Abstract 4770: Clopidogrel Increases Risk of Blood Transfusion and Hemorrhagic Complication in Patients Undergoing Cardiac Surgery
Objectives: Utilization of the irreversible antiplatelet agent clopidogrel is increasing in acute coronary syndrome patients. As a result more patients are presenting for urgent cardiac surgery with a defect in platelet function. The objective of this study was to determine whether recent clopidogrel administration is predictive of transfusion and hemorrhagic complication (tamponade, return to OR for bleeding) in cardiac surgery patients.
Methods: Retrospective analysis was performed on all patients undergoing isolated CABG, isolated valve, or CABG plus valve at a single center between Jun 2004 and Nov 2007. The outcomes of interest were transfusion, cardiac tamponade, and return to OR for bleeding. The interval between last dose and the date of surgery was calculated and assessed as a risk factor. Logistic regression was used to examine the association of clopidogrel at various intervals (<24h; 24 – 48h; 48 –72h; 72h-5d; >5d or no clopidogrel) and blood transfusion, after adjusting for other relevant risk factors.
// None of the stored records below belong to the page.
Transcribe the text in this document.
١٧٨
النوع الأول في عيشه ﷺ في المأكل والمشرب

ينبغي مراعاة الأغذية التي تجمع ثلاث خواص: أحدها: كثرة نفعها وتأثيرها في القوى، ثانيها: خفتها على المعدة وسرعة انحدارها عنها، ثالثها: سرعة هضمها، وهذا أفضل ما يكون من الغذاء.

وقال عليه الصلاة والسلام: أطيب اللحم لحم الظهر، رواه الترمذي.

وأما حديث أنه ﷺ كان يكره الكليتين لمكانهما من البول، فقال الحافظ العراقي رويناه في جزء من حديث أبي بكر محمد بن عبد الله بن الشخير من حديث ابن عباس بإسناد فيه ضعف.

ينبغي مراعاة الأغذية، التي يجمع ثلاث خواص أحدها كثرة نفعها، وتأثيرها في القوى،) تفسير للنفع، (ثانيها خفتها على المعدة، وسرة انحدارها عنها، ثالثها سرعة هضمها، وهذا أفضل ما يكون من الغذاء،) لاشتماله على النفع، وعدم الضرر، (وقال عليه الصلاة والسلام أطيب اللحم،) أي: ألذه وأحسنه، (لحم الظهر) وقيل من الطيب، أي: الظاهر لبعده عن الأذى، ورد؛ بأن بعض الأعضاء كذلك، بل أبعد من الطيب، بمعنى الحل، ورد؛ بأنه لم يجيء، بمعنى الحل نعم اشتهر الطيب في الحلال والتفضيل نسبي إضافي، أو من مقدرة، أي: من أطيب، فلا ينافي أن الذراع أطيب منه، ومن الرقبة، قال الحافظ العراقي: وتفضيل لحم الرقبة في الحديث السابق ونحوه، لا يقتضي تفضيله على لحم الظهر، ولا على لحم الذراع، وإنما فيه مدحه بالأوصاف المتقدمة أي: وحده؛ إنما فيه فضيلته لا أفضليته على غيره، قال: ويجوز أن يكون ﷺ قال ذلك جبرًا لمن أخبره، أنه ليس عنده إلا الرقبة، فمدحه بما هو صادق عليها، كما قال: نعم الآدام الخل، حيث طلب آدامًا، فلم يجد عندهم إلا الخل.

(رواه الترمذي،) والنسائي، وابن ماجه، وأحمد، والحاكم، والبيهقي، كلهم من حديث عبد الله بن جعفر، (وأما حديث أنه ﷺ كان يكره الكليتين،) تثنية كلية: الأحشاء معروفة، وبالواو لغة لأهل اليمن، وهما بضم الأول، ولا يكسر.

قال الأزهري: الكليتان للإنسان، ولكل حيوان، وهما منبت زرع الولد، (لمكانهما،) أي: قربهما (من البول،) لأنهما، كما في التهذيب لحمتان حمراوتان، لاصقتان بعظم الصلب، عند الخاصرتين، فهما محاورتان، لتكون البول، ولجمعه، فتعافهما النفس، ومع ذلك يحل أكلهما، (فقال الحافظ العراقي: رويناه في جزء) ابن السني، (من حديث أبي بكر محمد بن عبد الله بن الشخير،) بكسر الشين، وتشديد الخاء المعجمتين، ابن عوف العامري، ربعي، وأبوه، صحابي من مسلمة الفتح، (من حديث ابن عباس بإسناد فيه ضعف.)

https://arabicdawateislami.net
Results: Of 3115 patients analyzed, 828 (26.6%) received clopidogrel pre-operatively. Transfusion rates were higher in patients receiving clopidogrel (41.9%) vs. the remainder (29.3%) (p=0.0001). The overall transfusion rate was 32.7%. Clopidogrel use within 24h was associated with the highest rate of transfusion (57.1%) and tamponade or return to OR for bleeding (8.2%). By logistic regression clopidogrel use within 24h (OR 2.4; 1.7–3.4) and 24 – 48h (2.0; 1.3–3.3) emerged as independent predictors of transfusion after adjusting for relevant risk factors.
Conclusion: Patients with recent (<48h) clopidogrel use are at increased risk for transfusion and hemorrhagic complication. Timing of surgery should take into account the interval from the last dose.